Family Health Insurance Plans

   
Author: Eddie Tobey
 

Choosing the right family health insurance is the greatest challenge. You have to consider a lot of things before you decide on one. Naturally, questions range from benefits to how much you have to pay. Still, it is better to ask certain questions for your own peace of mind. These questions are basically about the percentage of costs covered and what benefits you will get. The choice of course is another factor; whether you can choose your primary care physician, or require a referral to the specialist. Now comes the money factor involving how much you can pay for the monthly premium, the deductibles and the co-insurance costs.

Selecting the right health plan depends upon your purchasing power and the type of insurance you need. If you want to pay less for consultations, hospital visits and medical bills, you have to opt for a higher-premium plan. Health plans also differ with the way you wish to consult a practitioner: some limit you to a specific practitioner while others allow you to visit any doctor you want.

The other plans are the affordable ones, which include the fee-for-service, HMOs, PPOs and POS. In the fee-for-service plan you have to pay the medical practitioner a fee for the consultation or the medical service he provides you. The doctor, the hospital or you can claim the reimbursement for the covered services under this insurance.

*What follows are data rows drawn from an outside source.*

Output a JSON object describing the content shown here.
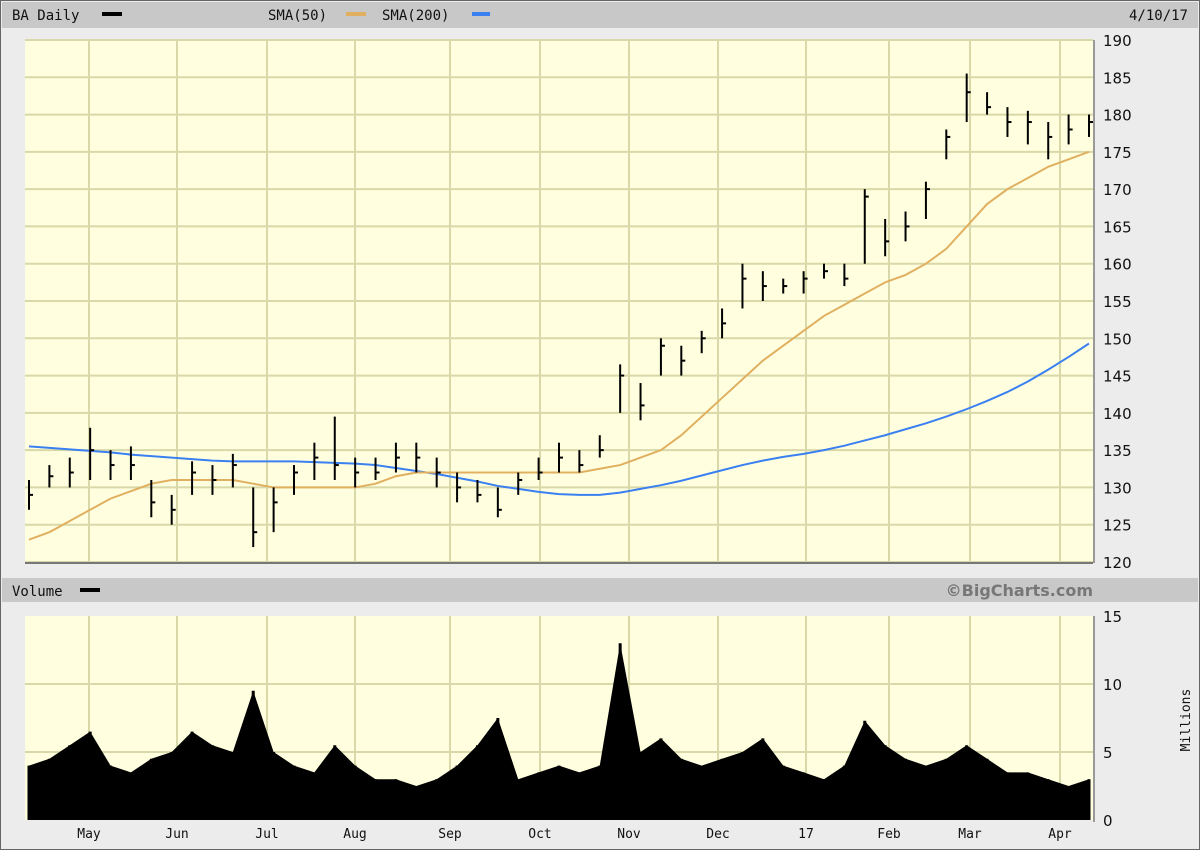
{
  "header": {
    "ticker_label": "BA Daily",
    "sma50_label": "SMA(50)",
    "sma200_label": "SMA(200)",
    "date": "4/10/17"
  },
  "volume_header": {
    "label": "Volume",
    "credit": "©BigCharts.com"
  },
  "colors": {
    "price": "#000000",
    "sma50": "#e0b060",
    "sma200": "#3a80f0",
    "background": "#ffffe0",
    "grid": "#d8d8a8",
    "volume": "#000000"
  },
  "chart_data": [
    {
      "type": "ohlc",
      "title": "BA Daily",
      "ylim": [
        120,
        190
      ],
      "yticks": [
        120,
        125,
        130,
        135,
        140,
        145,
        150,
        155,
        160,
        165,
        170,
        175,
        180,
        185,
        190
      ],
      "xticks": [
        "May",
        "Jun",
        "Jul",
        "Aug",
        "Sep",
        "Oct",
        "Nov",
        "Dec",
        "17",
        "Feb",
        "Mar",
        "Apr"
      ],
      "grid": true,
      "legend": "top",
      "series": [
        {
          "name": "BA Daily",
          "high": [
            131,
            133,
            134,
            138,
            135,
            135.5,
            131,
            129,
            133.5,
            133,
            134.5,
            130,
            130,
            133,
            136,
            139.5,
            134,
            134,
            136,
            136,
            134,
            132,
            131,
            130,
            132,
            134,
            136,
            135,
            137,
            146.5,
            144,
            150,
            149,
            151,
            154,
            160,
            159,
            158,
            159,
            160,
            160,
            170,
            166,
            167,
            171,
            178,
            185.5,
            183,
            181,
            180.5,
            179,
            180,
            180
          ],
          "low": [
            127,
            130,
            130,
            131,
            131,
            131,
            126,
            125,
            129,
            129,
            130,
            122,
            124,
            129,
            131,
            131,
            130,
            131,
            132,
            132,
            130,
            128,
            128,
            126,
            129,
            131,
            132,
            132,
            134,
            140,
            139,
            145,
            145,
            148,
            150,
            154,
            155,
            156,
            156,
            158,
            157,
            160,
            161,
            163,
            166,
            174,
            179,
            180,
            177,
            176,
            174,
            176,
            177
          ],
          "close": [
            129,
            131.5,
            132,
            135,
            133,
            133,
            128,
            127,
            132,
            131,
            133,
            124,
            128,
            132,
            134,
            133,
            132,
            132,
            134,
            134,
            132,
            130,
            129,
            127,
            131,
            132,
            134,
            133,
            135,
            145,
            141,
            149,
            147,
            150,
            152,
            158,
            157,
            157,
            158,
            159,
            158,
            169,
            163,
            165,
            170,
            177,
            183,
            181,
            179,
            179,
            177,
            178,
            179
          ]
        },
        {
          "name": "SMA(50)",
          "values": [
            123,
            124,
            125.5,
            127,
            128.5,
            129.5,
            130.5,
            131,
            131,
            131,
            131,
            130.5,
            130,
            130,
            130,
            130,
            130,
            130.5,
            131.5,
            132,
            132,
            132,
            132,
            132,
            132,
            132,
            132,
            132,
            132.5,
            133,
            134,
            135,
            137,
            139.5,
            142,
            144.5,
            147,
            149,
            151,
            153,
            154.5,
            156,
            157.5,
            158.5,
            160,
            162,
            165,
            168,
            170,
            171.5,
            173,
            174,
            175
          ]
        },
        {
          "name": "SMA(200)",
          "values": [
            135.5,
            135.3,
            135.1,
            134.9,
            134.7,
            134.4,
            134.2,
            134,
            133.8,
            133.6,
            133.5,
            133.5,
            133.5,
            133.5,
            133.4,
            133.3,
            133.2,
            133,
            132.6,
            132.2,
            131.8,
            131.3,
            130.8,
            130.2,
            129.8,
            129.4,
            129.1,
            129,
            129,
            129.3,
            129.8,
            130.3,
            130.9,
            131.6,
            132.3,
            133,
            133.6,
            134.1,
            134.5,
            135,
            135.6,
            136.3,
            137,
            137.8,
            138.6,
            139.5,
            140.5,
            141.6,
            142.8,
            144.2,
            145.8,
            147.5,
            149.3
          ]
        }
      ]
    },
    {
      "type": "area",
      "title": "Volume",
      "ylabel": "Millions",
      "ylim": [
        0,
        15
      ],
      "yticks": [
        0,
        5,
        10,
        15
      ],
      "grid": true,
      "values": [
        4,
        4.5,
        5.5,
        6.5,
        4,
        3.5,
        4.5,
        5,
        6.5,
        5.5,
        5,
        9.5,
        5,
        4,
        3.5,
        5.5,
        4,
        3,
        3,
        2.5,
        3,
        4,
        5.5,
        7.5,
        3,
        3.5,
        4,
        3.5,
        4,
        13,
        5,
        6,
        4.5,
        4,
        4.5,
        5,
        6,
        4,
        3.5,
        3,
        4,
        7.3,
        5.5,
        4.5,
        4,
        4.5,
        5.5,
        4.5,
        3.5,
        3.5,
        3,
        2.5,
        3
      ]
    }
  ]
}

Fee-for-service policies reimburse only 80% of your expenses; you have to pay the rest 20%. This portion of the medical expenses that you bear is called the co-insurance.

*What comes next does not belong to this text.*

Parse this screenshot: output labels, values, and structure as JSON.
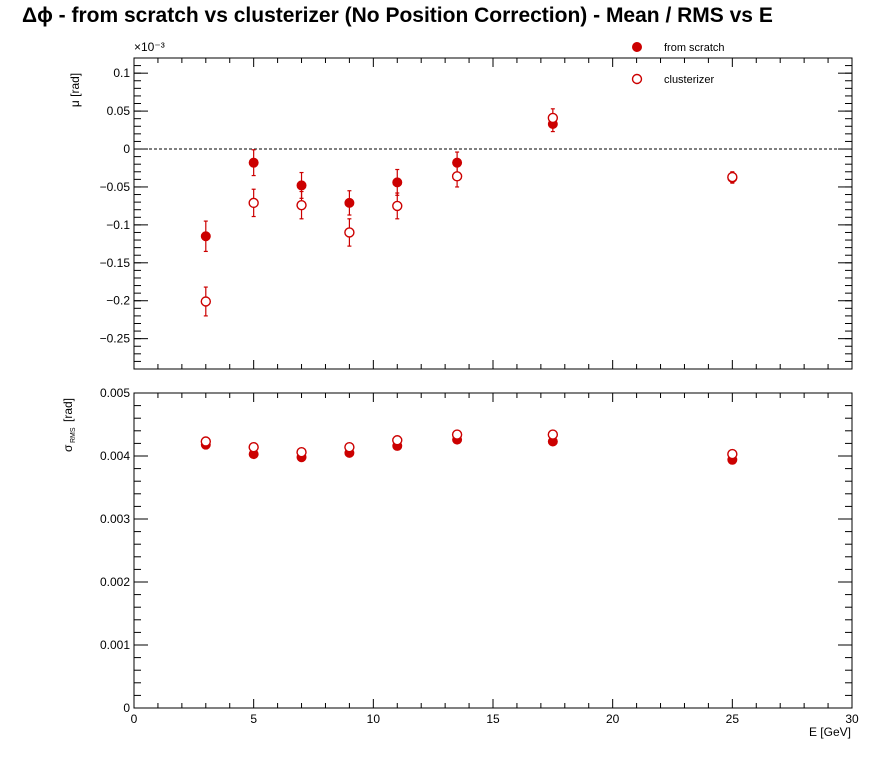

The next type of plan is managed care. The managed care plans also give comprehensive health care for their members. In managed care plans you need not pay a fee for the service; instead, it is pre-paid. HMOs, or health maintenance organizations, provide managed care plans. This is one of the affordable health insurance options. The HMO will charge you a monthly or quarterly premium. As extras you have to pay only small amounts of co-payments, and there is no co-insurance or deductible. You are entitled to visit any doctor who has a contract with the HMO.

The other is the preferred provider organization (PPO), which combines the features of the fee-for-service plan and the benefits of the HMO services. Here the member can choose a doctor from the network of doctors registered with the PPO. A co-payment is there for certain services or visits, and you have to pay a deductible too. The payment is divided between the insured and the insurance company at a mutually-agreed-upon ratio.

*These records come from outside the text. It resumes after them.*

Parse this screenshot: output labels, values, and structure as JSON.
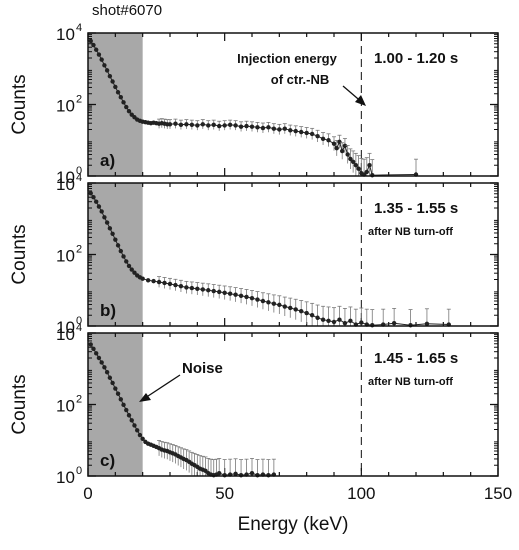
{
  "shot_label": "shot#6070",
  "ylabel": "Counts",
  "xlabel": "Energy (keV)",
  "x_ticks": [
    "0",
    "50",
    "100",
    "150"
  ],
  "colors": {
    "shade": "#a8a8a8",
    "data": "#222222",
    "axis": "#111111"
  },
  "chart_data": [
    {
      "type": "scatter",
      "panel": "a)",
      "time_label": "1.00 - 1.20 s",
      "note": "",
      "annotation": {
        "line1": "Injection energy",
        "line2": "of ctr.-NB"
      },
      "xlim": [
        0,
        150
      ],
      "ylim_log10": [
        0,
        4
      ],
      "y_ticks": [
        {
          "base": "10",
          "exp": "0",
          "value": 1
        },
        {
          "base": "10",
          "exp": "2",
          "value": 100
        },
        {
          "base": "10",
          "exp": "4",
          "value": 10000
        }
      ],
      "shaded_x": [
        0,
        20
      ],
      "dashed_x": 100,
      "series": [
        {
          "x": [
            1,
            2,
            3,
            4,
            5,
            6,
            7,
            8,
            9,
            10,
            11,
            12,
            13,
            14,
            15,
            16,
            17,
            18,
            19,
            20,
            21,
            22,
            23,
            24,
            25,
            26,
            27,
            28,
            29,
            30,
            32,
            34,
            36,
            38,
            40,
            42,
            44,
            46,
            48,
            50,
            52,
            54,
            56,
            58,
            60,
            62,
            64,
            66,
            68,
            70,
            72,
            74,
            76,
            78,
            80,
            82,
            84,
            86,
            88,
            90,
            91,
            92,
            93,
            94,
            95,
            96,
            97,
            98,
            99,
            100,
            101,
            102,
            103,
            104,
            120
          ],
          "y": [
            6000,
            4600,
            3400,
            2500,
            1800,
            1250,
            900,
            620,
            440,
            310,
            220,
            160,
            115,
            85,
            65,
            52,
            44,
            38,
            35,
            33,
            32,
            31,
            30,
            31,
            30,
            29,
            30,
            29,
            28,
            28,
            29,
            27,
            28,
            27,
            26,
            28,
            26,
            27,
            25,
            26,
            27,
            26,
            24,
            25,
            24,
            23,
            22,
            23,
            21,
            20,
            21,
            19,
            18,
            17,
            16,
            15,
            13,
            11,
            10,
            8,
            6,
            9,
            5,
            7,
            4,
            3,
            2.5,
            2,
            1.6,
            1.2,
            1.1,
            1.3,
            2,
            1.05,
            1.1
          ]
        }
      ]
    },
    {
      "type": "scatter",
      "panel": "b)",
      "time_label": "1.35 - 1.55 s",
      "note": "after NB turn-off",
      "annotation": null,
      "xlim": [
        0,
        150
      ],
      "ylim_log10": [
        0,
        4
      ],
      "y_ticks": [
        {
          "base": "10",
          "exp": "0",
          "value": 1
        },
        {
          "base": "10",
          "exp": "2",
          "value": 100
        },
        {
          "base": "10",
          "exp": "4",
          "value": 10000
        }
      ],
      "shaded_x": [
        0,
        20
      ],
      "dashed_x": 100,
      "series": [
        {
          "x": [
            1,
            2,
            3,
            4,
            5,
            6,
            7,
            8,
            9,
            10,
            11,
            12,
            13,
            14,
            15,
            16,
            17,
            18,
            19,
            20,
            22,
            24,
            26,
            28,
            30,
            32,
            34,
            36,
            38,
            40,
            42,
            44,
            46,
            48,
            50,
            52,
            54,
            56,
            58,
            60,
            62,
            64,
            66,
            68,
            70,
            72,
            74,
            76,
            78,
            80,
            82,
            84,
            86,
            88,
            90,
            92,
            94,
            96,
            98,
            100,
            102,
            104,
            108,
            112,
            118,
            124,
            132
          ],
          "y": [
            5200,
            4000,
            3000,
            2200,
            1600,
            1100,
            780,
            540,
            380,
            260,
            180,
            125,
            88,
            64,
            48,
            38,
            31,
            26,
            23,
            21,
            19,
            18,
            17,
            16,
            15,
            14,
            13,
            12,
            11.5,
            11,
            10.5,
            10,
            9.5,
            9,
            8.5,
            8,
            7.5,
            7,
            6.5,
            6,
            5.5,
            5,
            4.6,
            4.2,
            3.9,
            3.5,
            3.2,
            2.9,
            2.6,
            2.3,
            2,
            1.7,
            1.5,
            1.4,
            1.3,
            1.5,
            1.2,
            1.4,
            1.1,
            1.25,
            1.1,
            1.05,
            1.1,
            1.2,
            1.05,
            1.15,
            1.1
          ]
        }
      ]
    },
    {
      "type": "scatter",
      "panel": "c)",
      "time_label": "1.45 - 1.65 s",
      "note": "after NB turn-off",
      "annotation": {
        "label": "Noise"
      },
      "xlim": [
        0,
        150
      ],
      "ylim_log10": [
        0,
        4
      ],
      "y_ticks": [
        {
          "base": "10",
          "exp": "0",
          "value": 1
        },
        {
          "base": "10",
          "exp": "2",
          "value": 100
        },
        {
          "base": "10",
          "exp": "4",
          "value": 10000
        }
      ],
      "shaded_x": [
        0,
        20
      ],
      "dashed_x": 100,
      "series": [
        {
          "x": [
            1,
            2,
            3,
            4,
            5,
            6,
            7,
            8,
            9,
            10,
            11,
            12,
            13,
            14,
            15,
            16,
            17,
            18,
            19,
            20,
            21,
            22,
            23,
            24,
            25,
            26,
            27,
            28,
            29,
            30,
            31,
            32,
            33,
            34,
            35,
            36,
            37,
            38,
            39,
            40,
            41,
            42,
            43,
            44,
            45,
            46,
            47,
            48,
            50,
            52,
            54,
            56,
            58,
            60,
            62,
            64,
            66,
            68
          ],
          "y": [
            4800,
            3600,
            2700,
            2000,
            1500,
            1100,
            800,
            560,
            400,
            280,
            200,
            140,
            98,
            70,
            50,
            36,
            26,
            19,
            14,
            11,
            9,
            8,
            7.5,
            7,
            6.5,
            6,
            5.5,
            5.2,
            5,
            4.6,
            4.3,
            4,
            3.6,
            3.3,
            3,
            2.8,
            2.5,
            2.2,
            2,
            1.8,
            1.6,
            1.5,
            1.4,
            1.2,
            1.1,
            1.05,
            1.1,
            1.2,
            1.05,
            1.1,
            1.15,
            1.05,
            1.1,
            1.2,
            1.05,
            1.1,
            1.05,
            1.1
          ]
        }
      ]
    }
  ]
}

The point of service (POS) is the last one that is similar to the HMO services, but here is a coordinating physician who will refer you to a specialist. Short-term medical plans are yet another type for when you do not have a permanent job, or you are out of your job temporarily. Whatever be the plans, be careful in choosing them, because a health plan is basically one that helps you not to fall into debt traps when emergencies come.